Sulla vicenda è intervenuto anche Maurizio D'Ambrosio il direttore sanitario del Dea Nocera Inferiore-Pagani-Scafati. Paghiamo lo scotto di una situazione di stress per quanto riguarda il commissariamento della sanità campania durato più di 12-13 anni e, dunque, questo ha comportato che le dotazioni di organico si sono ridotte di parecchio - ha specificato - . A questo bisogna aggiungere che ora ci troviamo in una condizione che porta alcune figure mediche specialistiche ad essere insufficienti per il fabbisogno delle attività che dobbiamo garantire. Mi riferisco innanzitutto per esempio ai medici di medicina di urgenza e di accettazione del Pronto soccorso che non ci sono ancora specialisti disponibili, carenze di ortopedici, carenza di pneumologici, carenza di gastroenterologi, carenza di anestesisti. È ovvio che questo tipo di criticità non nasce all’improvviso, ma da una programmazione secondo me a livello nazionale di quella che è la carenza personale, di una grossa quantità di medici. Invece, con il personale del comparto si sta cominciando a fare una politica di mobilità, di concorsi, di avvisi, questo purtroppo non avviene. Nonostante che si fanno i concorsi, gli avvisi, non ci sono proprio le figure per soddisfare le nostre esigenze. Il periodo estivo va a gravare un poco su quella che in effetti è una carenza di base perché ci sono le ferie da garantire».

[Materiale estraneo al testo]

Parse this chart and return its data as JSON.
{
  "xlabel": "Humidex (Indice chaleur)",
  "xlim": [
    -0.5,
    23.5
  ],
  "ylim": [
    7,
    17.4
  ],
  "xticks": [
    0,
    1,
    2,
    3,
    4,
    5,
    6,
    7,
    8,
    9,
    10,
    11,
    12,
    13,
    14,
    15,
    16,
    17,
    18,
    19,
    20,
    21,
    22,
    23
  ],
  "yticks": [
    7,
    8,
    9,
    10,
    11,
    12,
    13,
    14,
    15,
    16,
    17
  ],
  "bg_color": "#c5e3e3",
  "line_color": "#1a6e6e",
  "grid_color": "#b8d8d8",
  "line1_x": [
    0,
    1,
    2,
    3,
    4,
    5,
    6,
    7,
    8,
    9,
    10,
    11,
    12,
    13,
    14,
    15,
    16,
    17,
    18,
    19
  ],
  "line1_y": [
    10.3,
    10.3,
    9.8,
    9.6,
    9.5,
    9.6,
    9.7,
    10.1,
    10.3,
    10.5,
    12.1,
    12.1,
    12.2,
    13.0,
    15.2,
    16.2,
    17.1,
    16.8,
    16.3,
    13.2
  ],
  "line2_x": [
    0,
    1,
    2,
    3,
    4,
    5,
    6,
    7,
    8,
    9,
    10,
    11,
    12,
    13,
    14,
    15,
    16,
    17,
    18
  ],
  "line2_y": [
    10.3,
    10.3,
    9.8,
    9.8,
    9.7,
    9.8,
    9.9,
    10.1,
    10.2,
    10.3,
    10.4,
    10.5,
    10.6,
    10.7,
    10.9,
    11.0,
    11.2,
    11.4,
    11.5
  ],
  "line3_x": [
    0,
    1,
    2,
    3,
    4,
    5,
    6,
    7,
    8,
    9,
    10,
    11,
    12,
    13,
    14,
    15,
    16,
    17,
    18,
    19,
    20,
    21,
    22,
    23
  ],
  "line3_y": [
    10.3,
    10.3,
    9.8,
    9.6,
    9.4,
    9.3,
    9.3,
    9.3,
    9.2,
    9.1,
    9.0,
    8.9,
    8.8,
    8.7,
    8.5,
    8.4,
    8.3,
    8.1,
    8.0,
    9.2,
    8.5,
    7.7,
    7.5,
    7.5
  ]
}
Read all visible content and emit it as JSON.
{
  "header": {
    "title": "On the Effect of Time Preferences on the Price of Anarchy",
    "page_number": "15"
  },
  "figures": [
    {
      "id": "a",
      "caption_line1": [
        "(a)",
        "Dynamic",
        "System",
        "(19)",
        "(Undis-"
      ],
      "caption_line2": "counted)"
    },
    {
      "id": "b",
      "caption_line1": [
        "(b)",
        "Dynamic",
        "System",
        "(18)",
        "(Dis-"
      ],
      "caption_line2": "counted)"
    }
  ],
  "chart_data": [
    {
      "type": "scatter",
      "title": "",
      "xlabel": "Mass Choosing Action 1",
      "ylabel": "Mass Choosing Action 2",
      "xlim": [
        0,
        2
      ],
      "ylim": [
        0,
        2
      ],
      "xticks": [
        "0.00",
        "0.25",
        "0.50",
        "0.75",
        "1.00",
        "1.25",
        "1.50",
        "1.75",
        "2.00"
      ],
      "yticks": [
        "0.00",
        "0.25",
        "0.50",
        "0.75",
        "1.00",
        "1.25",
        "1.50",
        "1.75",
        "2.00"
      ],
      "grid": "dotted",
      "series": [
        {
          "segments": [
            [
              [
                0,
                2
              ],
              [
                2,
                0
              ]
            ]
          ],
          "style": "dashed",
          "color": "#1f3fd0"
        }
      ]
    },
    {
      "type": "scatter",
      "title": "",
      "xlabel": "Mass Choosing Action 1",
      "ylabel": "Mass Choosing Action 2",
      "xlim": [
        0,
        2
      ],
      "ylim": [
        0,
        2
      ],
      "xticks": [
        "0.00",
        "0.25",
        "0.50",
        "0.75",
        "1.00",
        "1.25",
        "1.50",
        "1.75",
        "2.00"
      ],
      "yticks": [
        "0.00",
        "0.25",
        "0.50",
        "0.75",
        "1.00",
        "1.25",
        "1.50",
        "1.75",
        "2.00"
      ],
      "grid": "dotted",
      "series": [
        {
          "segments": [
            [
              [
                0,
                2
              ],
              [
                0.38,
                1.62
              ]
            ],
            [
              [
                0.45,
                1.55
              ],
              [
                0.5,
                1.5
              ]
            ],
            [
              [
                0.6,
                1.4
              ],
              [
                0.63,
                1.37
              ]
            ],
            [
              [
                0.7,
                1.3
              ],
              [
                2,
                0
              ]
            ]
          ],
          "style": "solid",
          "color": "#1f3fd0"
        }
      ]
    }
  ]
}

Poi la stoccata a un malcostume diffuso: «C'è anche un'inappropriezza dell'utilizzo degli ospedal. Mi riferisco principalmente ai Pronto soccorso perché in effetti succede che per il cittadino è più facile arrivare lì anziché rivolgersi a distretti sanitari, Guardia medica o pediatri. Bisogna vedere anche la priorità rispetto ai codici di gravità della prestazioni. Ci sono responsabilità a vari livelli che ovviamente ognuno si deve fare carico di questo per cercare di poter fronteggiare queste situazioni. Come ospedali dell’area nord della provincia di Salerno accogliamo molte persone che vengono dal Napoletano. Cerchiamo di dare le risposte quanto più congrue possibili, però sarei un bugiardo se non dicessi effettivamente che ci sono difficoltà nella carenza di personale. Il problema è molto serio».